What are the implications of the present findings for gene finding studies? Thus far, five groups have conducted genome-wide linkage scans in an attempt to find genomic regions which are involved in ADHD, and a number of regions that may be of interest have been identified. Linkage peaks with a LOD score above 2 (P < ∼.002) were reported at chromosomes 16p13 and 17p11 (Ogdie et al. 2003), chromosomes 7p and 15q (Bakker et al. 2003), chromosomes 4q, 8q, and 11q (Arcos-Burgos et al. 2004), chromosomes 5p and chromosome 12q (Hebebrand et al. 2006), and chromosomes 14q32 and 20q11 (Gayan et al. 2005). All these studies based diagnosis on DSM-IV (Ogdie et al. 2003; Bakker et al. 2003; Arcos-Burgos et al. 2004; Hebebrand et al. 2006) or DSM-III (Gayan et al. 2005) criteria. The discrepancy in the results of these five studies could be due to low statistical power. The present study showed that the genetic overlap between behavior checklist scores and the DSM-IV diagnosis of ADHD is high. This implies that the detection of genes, which play a role for ADHD, can be based on questionnaire scores, rather than diagnostic interviews. This will reduce the costs of collecting phenotypic data. Resources may then be reallocated to the collection of genotypic data. An increased number of subjects can be genotyped and the statistical power to detect a QTL will be increased.

Limitations

The results of this study should be interpreted bearing in mind the following limitations. First, further study is required to investigate if the results of the current study, which was based on a Dutch population sample, generalize to population samples outside the Netherlands. Second, clinical diagnoses were based on structured diagnostic interviews with the mother. The results may be different when the assessment of ADHD is based on expert clinical diagnoses.
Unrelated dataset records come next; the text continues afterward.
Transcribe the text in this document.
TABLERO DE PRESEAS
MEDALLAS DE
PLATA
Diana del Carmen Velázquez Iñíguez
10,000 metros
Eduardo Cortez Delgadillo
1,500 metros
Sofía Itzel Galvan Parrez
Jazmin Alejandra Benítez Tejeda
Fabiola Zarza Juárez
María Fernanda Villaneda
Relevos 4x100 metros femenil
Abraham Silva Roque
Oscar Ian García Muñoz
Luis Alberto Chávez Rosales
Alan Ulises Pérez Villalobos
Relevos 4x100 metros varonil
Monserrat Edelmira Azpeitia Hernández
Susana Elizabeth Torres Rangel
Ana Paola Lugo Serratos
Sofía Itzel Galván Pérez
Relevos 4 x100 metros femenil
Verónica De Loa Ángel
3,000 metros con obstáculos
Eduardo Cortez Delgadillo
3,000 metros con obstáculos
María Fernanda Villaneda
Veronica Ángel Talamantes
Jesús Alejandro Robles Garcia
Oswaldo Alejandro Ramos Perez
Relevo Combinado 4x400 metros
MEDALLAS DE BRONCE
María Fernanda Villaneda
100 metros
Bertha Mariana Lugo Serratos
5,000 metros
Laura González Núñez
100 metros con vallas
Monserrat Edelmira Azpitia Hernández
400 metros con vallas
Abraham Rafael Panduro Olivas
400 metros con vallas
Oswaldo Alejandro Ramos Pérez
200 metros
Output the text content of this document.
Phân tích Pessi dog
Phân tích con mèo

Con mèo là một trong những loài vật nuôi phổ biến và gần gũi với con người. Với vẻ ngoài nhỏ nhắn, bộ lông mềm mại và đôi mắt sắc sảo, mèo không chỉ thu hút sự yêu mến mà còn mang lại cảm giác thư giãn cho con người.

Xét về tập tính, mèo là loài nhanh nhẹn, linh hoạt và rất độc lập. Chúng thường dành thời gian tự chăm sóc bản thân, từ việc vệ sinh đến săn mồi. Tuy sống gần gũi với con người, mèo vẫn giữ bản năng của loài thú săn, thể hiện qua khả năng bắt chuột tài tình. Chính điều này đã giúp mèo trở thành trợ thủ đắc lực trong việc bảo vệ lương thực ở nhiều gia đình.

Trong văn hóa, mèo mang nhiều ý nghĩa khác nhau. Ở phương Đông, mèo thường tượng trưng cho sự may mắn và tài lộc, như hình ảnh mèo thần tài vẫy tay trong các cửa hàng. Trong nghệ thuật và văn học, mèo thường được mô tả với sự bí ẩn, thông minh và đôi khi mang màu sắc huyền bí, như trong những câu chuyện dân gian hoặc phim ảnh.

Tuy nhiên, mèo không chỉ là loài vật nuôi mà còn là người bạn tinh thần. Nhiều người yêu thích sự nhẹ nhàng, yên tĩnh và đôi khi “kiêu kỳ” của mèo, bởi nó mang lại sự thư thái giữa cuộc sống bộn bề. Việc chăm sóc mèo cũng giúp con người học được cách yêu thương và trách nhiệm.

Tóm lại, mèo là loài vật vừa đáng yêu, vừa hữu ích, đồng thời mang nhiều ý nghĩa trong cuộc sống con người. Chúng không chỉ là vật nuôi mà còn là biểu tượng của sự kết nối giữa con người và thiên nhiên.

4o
Third, no distinction was made between problems related to inattention and problems related to hyperactivity. Since the CBCL does not distinguish between inattention and hyperactivity (and probably the number of items is too small to reliably measure these two factors) we did not distinguish between the subscales. Fourth, we did not allow for sex differences in the genetic and environmental influences based on the results of univariate studies. Because of the increased statistical power in the multivariate model, it is possible that sex differences do exist. However, due to the categorical nature of the data, and the fact that some of the cells in the contingency tables contain few individuals in a two-group analysis, statistical problems will arise in a four-group analysis. Fifth, as a result of the categorical nature of the data, computational limitations prohibited inclusion of confidence intervals.

Clinical implications

Two general approaches towards the measurement of ADHD can be distinguished. In the DSM-IV framework, ADHD is viewed as a categorical trait. Using behavior checklists, children can show variation in a continuum from not affected at all to severely affected. The current study shows that variance in DSM-IV symptoms, the CBCL-AP scale, and the CPRS-R:S ADHD-I is explained mostly by genetic effects. The correlations between the genetic influences on variance in these three measurements of ADHD are high. This implies that different measurements tap the same genetic liability.